Au cœur d’une époque en proie à une folle escalade de la violence, dans une société qui semble au bord de l’explosion, le film Civil War fait un tout petit pas en avant pour nous précipiter dans cette chute vertigineuse et anxiogène vers la fin de notre civilisation. Le parallèle de cette fiction avec nos tragédies contemporaines est flagrant et la force du film est de ne pas se cacher derrière un univers de super-héros ou une galaxie très lointaine.
Cette vision dystopique des Etats-Unis est glaçante par sa proximité avec notre actualité.

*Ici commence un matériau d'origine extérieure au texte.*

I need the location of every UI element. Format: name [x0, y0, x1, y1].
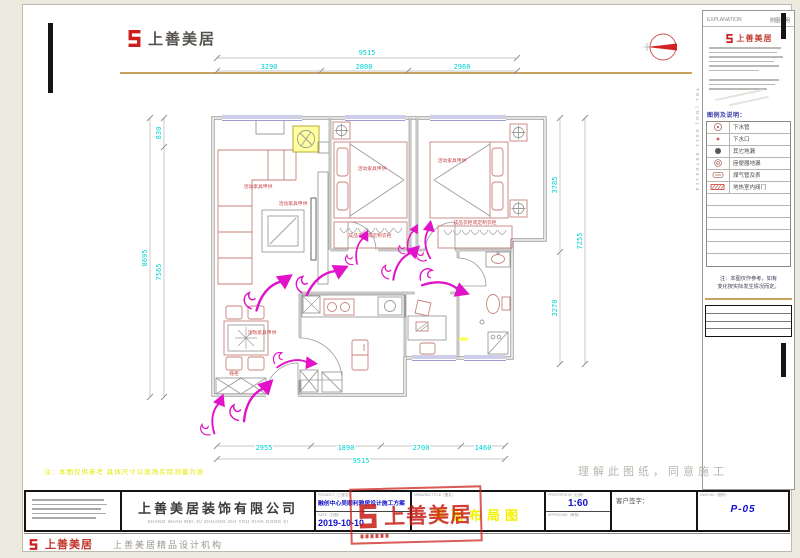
legend-row: 地热室内阀门 [707, 182, 790, 194]
legend-symbol-gas-meter-icon [707, 170, 730, 181]
scale-value: 1:60 [548, 498, 608, 509]
dimension-lines: 9515 3290 2800 2960 2955 1890 2700 1460 … [141, 49, 588, 465]
signature-box: 客户签字： [610, 492, 696, 530]
top-brand-text: 上善美居 [148, 28, 216, 49]
legend-symbol-drain-pipe-icon [707, 122, 730, 133]
footer-agency-text: 上善美居精品设计机构 [113, 538, 223, 551]
dim-top-seg3: 2960 [454, 63, 471, 71]
panel-header-cn: 附图说明 [770, 17, 790, 24]
legend-row: 煤气管及表 [707, 170, 790, 182]
dwg-label: DWG NO（图号） [698, 492, 788, 499]
understand-note: 理解此图纸，同意施工 [578, 463, 728, 479]
dim-bottom-seg2: 1890 [338, 444, 355, 452]
furniture-labels: 活动家具甲供 活动家具甲供 活动家具甲供 活动家具甲供 成品衣柜或定制衣柜 成品… [229, 157, 497, 377]
legend-title: 图例及说明： [707, 110, 794, 119]
binding-mark-right-mid [781, 343, 786, 377]
stamp-s-icon [356, 501, 381, 532]
scale-box: PROPORTION（比例） 1:60 APPROVED（审核） [544, 492, 610, 530]
legend-label: 座便器地漏 [730, 159, 761, 167]
legend-symbol-drain-outlet-icon [707, 134, 730, 145]
legend-label: 下水管 [730, 123, 750, 131]
legend-row: 下水口 [707, 134, 790, 146]
label-wardrobe2: 成品衣柜或定制衣柜 [453, 219, 496, 226]
binding-mark-left [48, 23, 53, 93]
exterior-walls [213, 118, 545, 395]
panel-header-en: EXPLANATION [707, 17, 742, 24]
panel-brand-text: 上善美居 [737, 33, 773, 44]
brand-s-icon-footer [28, 538, 39, 551]
signature-label: 客户签字： [616, 498, 649, 505]
label-bed2: 活动家具甲供 [438, 157, 467, 164]
page-number: P-05 [698, 504, 788, 515]
company-box: 上善美居装饰有限公司 SHANG SHAN WEI JU ZHUANG SHI … [120, 492, 314, 530]
dim-bottom-seg1: 2955 [256, 444, 273, 452]
page-number-box: DWG NO（图号） P-05 [696, 492, 788, 530]
panel-note: 注：本图仅作参考，如有 变化按实际发生情况而定。 [703, 275, 794, 293]
panel-note-line2: 变化按实际发生情况而定。 [703, 283, 794, 292]
yellow-marker [459, 337, 468, 341]
top-brand-logo: 上善美居 [126, 28, 216, 49]
legend-row-empty [707, 242, 790, 254]
dim-left-seg2: 7565 [155, 264, 163, 281]
company-pinyin: SHANG SHAN WEI JU ZHUANG SHI YOU XIAN GO… [122, 519, 314, 524]
label-sofa: 活动家具甲供 [244, 183, 273, 190]
dim-top-seg1: 3290 [261, 63, 278, 71]
furniture [216, 122, 527, 394]
flow-arrows [197, 218, 472, 438]
right-info-panel: EXPLANATION 附图说明 上善美居 图例及说明： 下水管 下水口 [702, 10, 795, 490]
dim-right-seg1: 3785 [551, 177, 559, 194]
dim-top-total: 9515 [359, 49, 376, 57]
panel-watermark2 [729, 95, 769, 105]
legend-row-empty [707, 194, 790, 206]
label-bed1: 活动家具甲供 [358, 165, 387, 172]
dim-left-seg1: 830 [155, 127, 163, 140]
footer-brand: 上善美居 上善美居精品设计机构 [28, 536, 223, 552]
legend-label: 煤气管及表 [730, 171, 761, 179]
footer-brand-text: 上善美居 [45, 536, 93, 552]
legend-label: 地热室内阀门 [730, 183, 766, 191]
dim-bottom-total: 9515 [353, 457, 370, 465]
legend-symbol-floor-drain-icon [707, 146, 730, 157]
label-wardrobe1: 成品衣柜或定制衣柜 [348, 232, 391, 239]
stamp-text: 上善美居 [384, 499, 473, 531]
title-block-notes-box [26, 492, 120, 530]
brand-s-icon-small [725, 33, 734, 44]
company-stamp: 上善美居 [349, 485, 482, 544]
approved-label: APPROVED（审核） [548, 513, 608, 518]
company-name: 上善美居装饰有限公司 [122, 498, 314, 517]
dim-bottom-seg4: 1460 [475, 444, 492, 452]
drawing-sheet: 上善美居 [0, 0, 800, 558]
binding-mark-right-top [781, 13, 786, 39]
legend-label: 其它地漏 [730, 147, 755, 155]
legend-row: 座便器地漏 [707, 158, 790, 170]
legend-row-empty [707, 230, 790, 242]
dim-top-seg2: 2800 [356, 63, 373, 71]
dim-right-total: 7255 [576, 233, 584, 250]
legend-row: 其它地漏 [707, 146, 790, 158]
brand-s-icon [126, 28, 143, 49]
label-dining: 活动家具甲供 [248, 329, 277, 336]
dim-left-total: 8695 [141, 250, 149, 267]
panel-revision-rows [705, 305, 792, 337]
legend-row-empty [707, 254, 790, 266]
legend-symbol-heating-valve-icon [707, 182, 730, 193]
stamp-dots [360, 534, 390, 539]
panel-note-line1: 注：本图仅作参考，如有 [703, 275, 794, 284]
panel-paragraph [703, 47, 794, 90]
dim-right-seg2: 3270 [551, 300, 559, 317]
legend-table: 下水管 下水口 其它地漏 座便器地漏 煤气管及表 地热室内阀门 [706, 121, 791, 267]
label-living: 活动家具甲供 [279, 200, 308, 207]
legend-symbol-toilet-drain-icon [707, 158, 730, 169]
interior-walls [256, 118, 512, 395]
label-shoe-cabinet: 鞋柜 [229, 370, 239, 377]
legend-row-empty [707, 206, 790, 218]
legend-label: 下水口 [730, 135, 750, 143]
north-arrow-icon [643, 34, 677, 60]
panel-tan-rule [705, 298, 792, 300]
dim-bottom-seg3: 2700 [413, 444, 430, 452]
panel-side-text: TEL（NO）0311 80704114 [690, 88, 700, 448]
yellow-note: 注：本图仅供参考 具体尺寸以现场实际测量为准 [44, 466, 204, 476]
legend-row-empty [707, 218, 790, 230]
legend-row: 下水管 [707, 122, 790, 134]
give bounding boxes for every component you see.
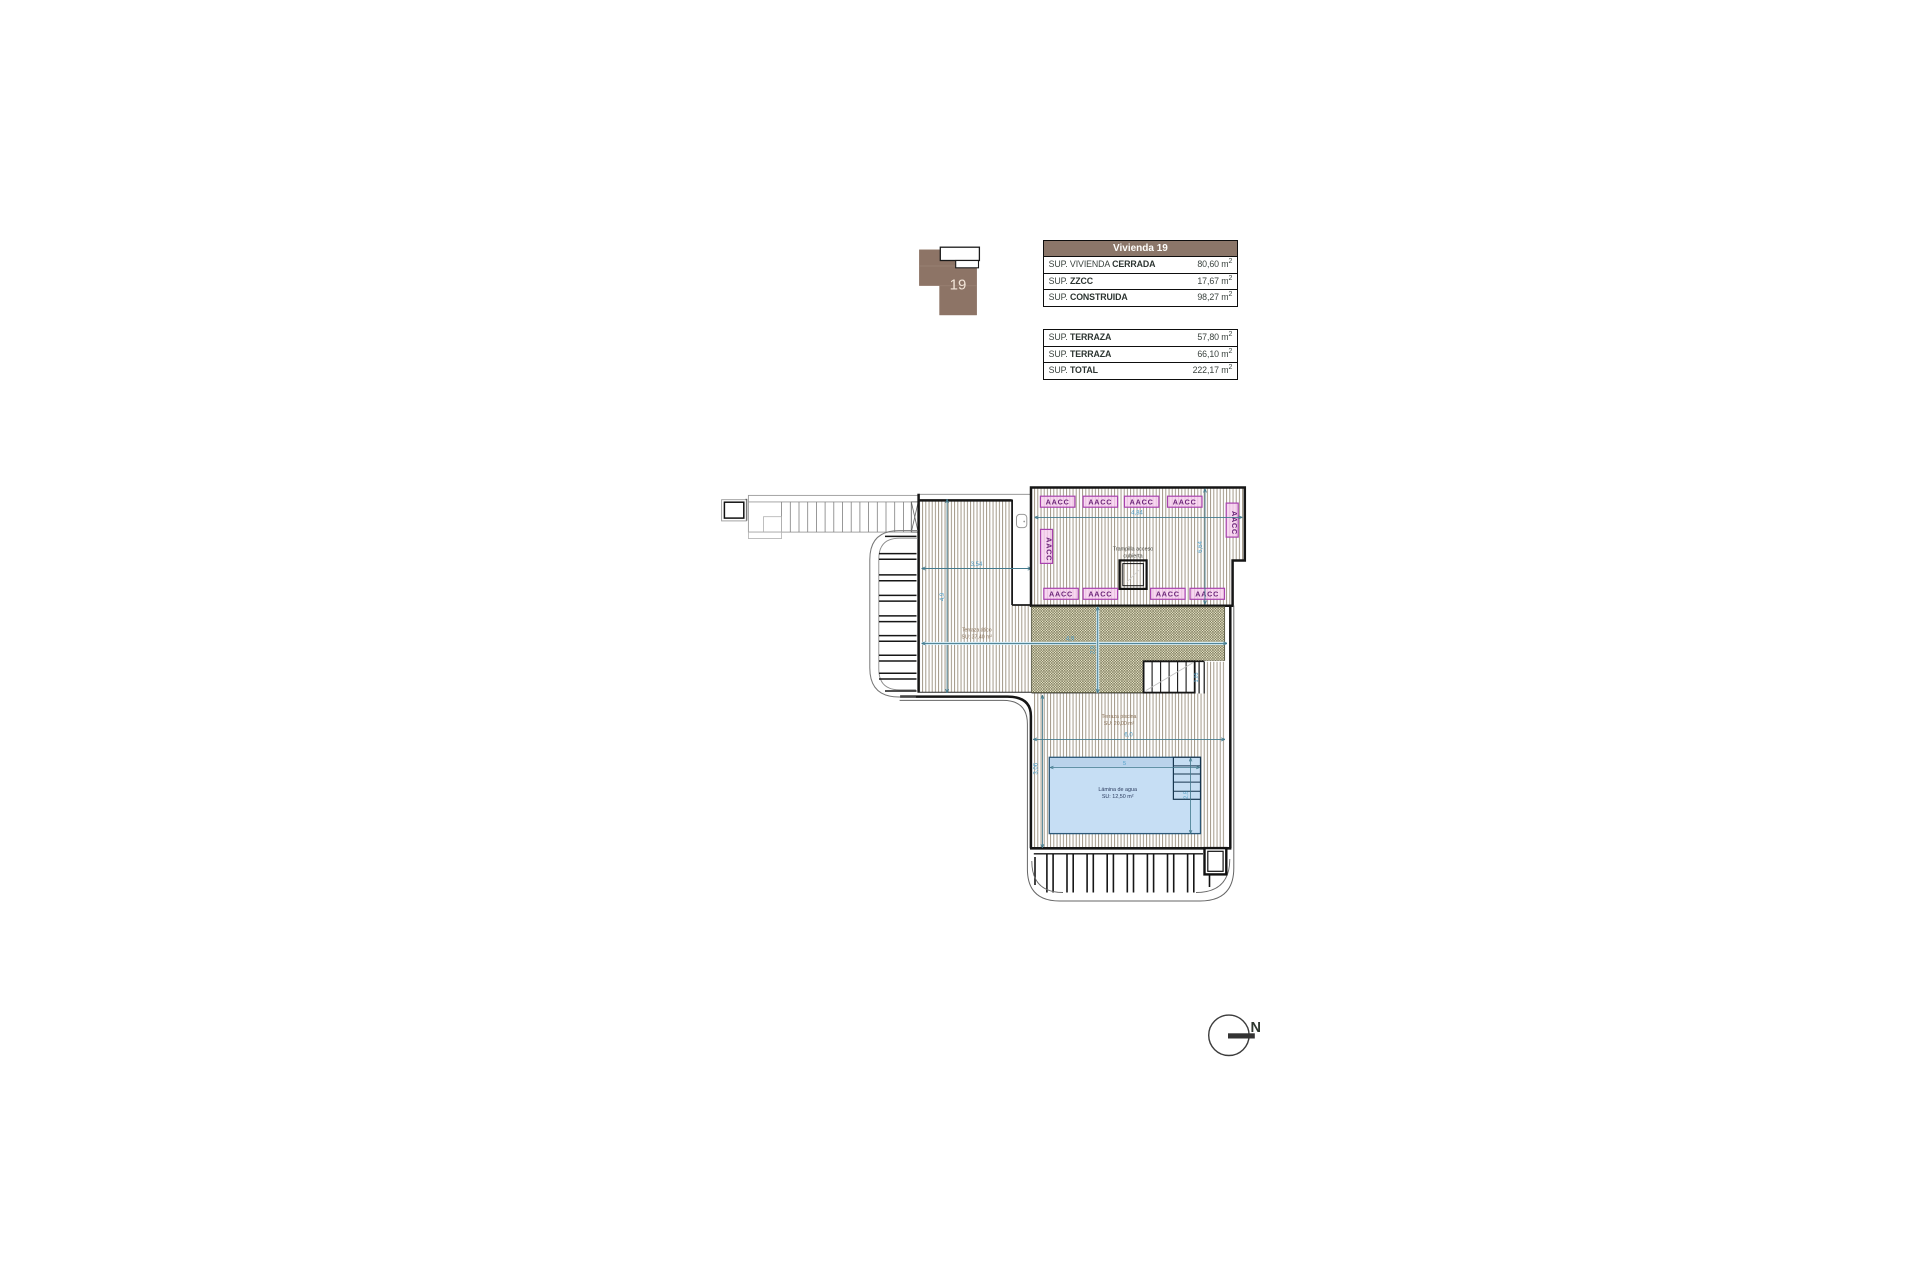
svg-text:AACC: AACC <box>1088 590 1112 599</box>
svg-text:5: 5 <box>1123 761 1126 767</box>
svg-text:Terraza ático: Terraza ático <box>962 628 992 634</box>
svg-text:4,9: 4,9 <box>1066 636 1075 642</box>
svg-text:AACC: AACC <box>1045 537 1054 561</box>
svg-text:19: 19 <box>950 277 967 294</box>
svg-text:AACC: AACC <box>1130 498 1154 507</box>
svg-text:Lámina de agua: Lámina de agua <box>1098 787 1137 793</box>
svg-text:AACC: AACC <box>1230 511 1239 535</box>
svg-text:AACC: AACC <box>1088 498 1112 507</box>
svg-text:AACC: AACC <box>1173 498 1197 507</box>
svg-text:3,54: 3,54 <box>971 562 983 568</box>
svg-text:2,5: 2,5 <box>1183 791 1189 799</box>
svg-text:AACC: AACC <box>1156 590 1180 599</box>
svg-text:Trampilla acceso: Trampilla acceso <box>1113 547 1154 553</box>
svg-text:AACC: AACC <box>1049 590 1073 599</box>
svg-text:N: N <box>1251 1020 1261 1036</box>
svg-text:SU: 12,50 m²: SU: 12,50 m² <box>1102 794 1134 800</box>
svg-text:4,9: 4,9 <box>940 592 946 601</box>
svg-text:SU: 37,40 m²: SU: 37,40 m² <box>962 635 993 641</box>
svg-text:SU: 20,00 m²: SU: 20,00 m² <box>1104 721 1135 727</box>
svg-text:4,84: 4,84 <box>1131 510 1143 516</box>
svg-text:AACC: AACC <box>1046 498 1070 507</box>
svg-text:2,9: 2,9 <box>1091 645 1097 654</box>
svg-text:3,06: 3,06 <box>1033 762 1039 774</box>
svg-text:1,05: 1,05 <box>1194 672 1200 682</box>
svg-text:AACC: AACC <box>1195 590 1219 599</box>
svg-text:6,64: 6,64 <box>1198 541 1204 553</box>
svg-text:Terraza piscina: Terraza piscina <box>1102 714 1137 720</box>
svg-text:cubierta: cubierta <box>1123 553 1142 559</box>
svg-text:6,0: 6,0 <box>1124 732 1133 738</box>
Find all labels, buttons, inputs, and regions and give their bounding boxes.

Pour autant, à aucun moment Civil War n’est un film politique, du moins probablement pas là où on l’attend. Le scénario ne construit aucune analyse de conflit ou autopsie géo-politique. Cette guerre civile dans laquelle les Etats-Unis sont plongés n’est qu’un décor. Ce qui est au premier plan dans le scénario est en réalité une guerre de l’image. Ce propos majeur déployé par le film n’en est pas moins intéressant et tout aussi contemporain.
Les journalistes sont embarqués vers un dédale de violence qui semble avoir peu à peu raison de leur sensibilité et de leur lucidité. Une sorte d'adrénaline effroyable et malsaine prend le pas sur la quête et les valeurs de ces journalistes. Le goût du sensationnel envahit progressivement le film, jusque dans sa mise en scène beaucoup plus frénétique. La récit aussi se perd dans l’absurdité, peut-être plus celle des protagonistes que d’un scénario incohérent. On reste pantois face au feu d‘artifice final qui nous laisse dubitatif face aux instincts ineptes des protagonistes, mais le trait caricatural n’est peut-être pas si grossier.
Le film apparaît balourd sur certains aspects et pourrait s’affiner dans l’écriture des personnages; à deux exceptions près. Celui de la reporter chevronnée au trauma béant, incarnée avec force et subtilité par Kirsten Dunst. Et celui du soldat menaçant de sa mitraillette et de son patriotisme extrême. Ce personnage impertinent (incarné de façon glaçante par Jesse Plemmons) a toute sa place dans cette galerie très contemporaine de personnages etasuniens très fantasques qui n’est pas pas sans faire penser à l’invasion du capitole de janvier 2021. L’horreur passe au rythme d’une bande son entraînante. Sinistre à souhait.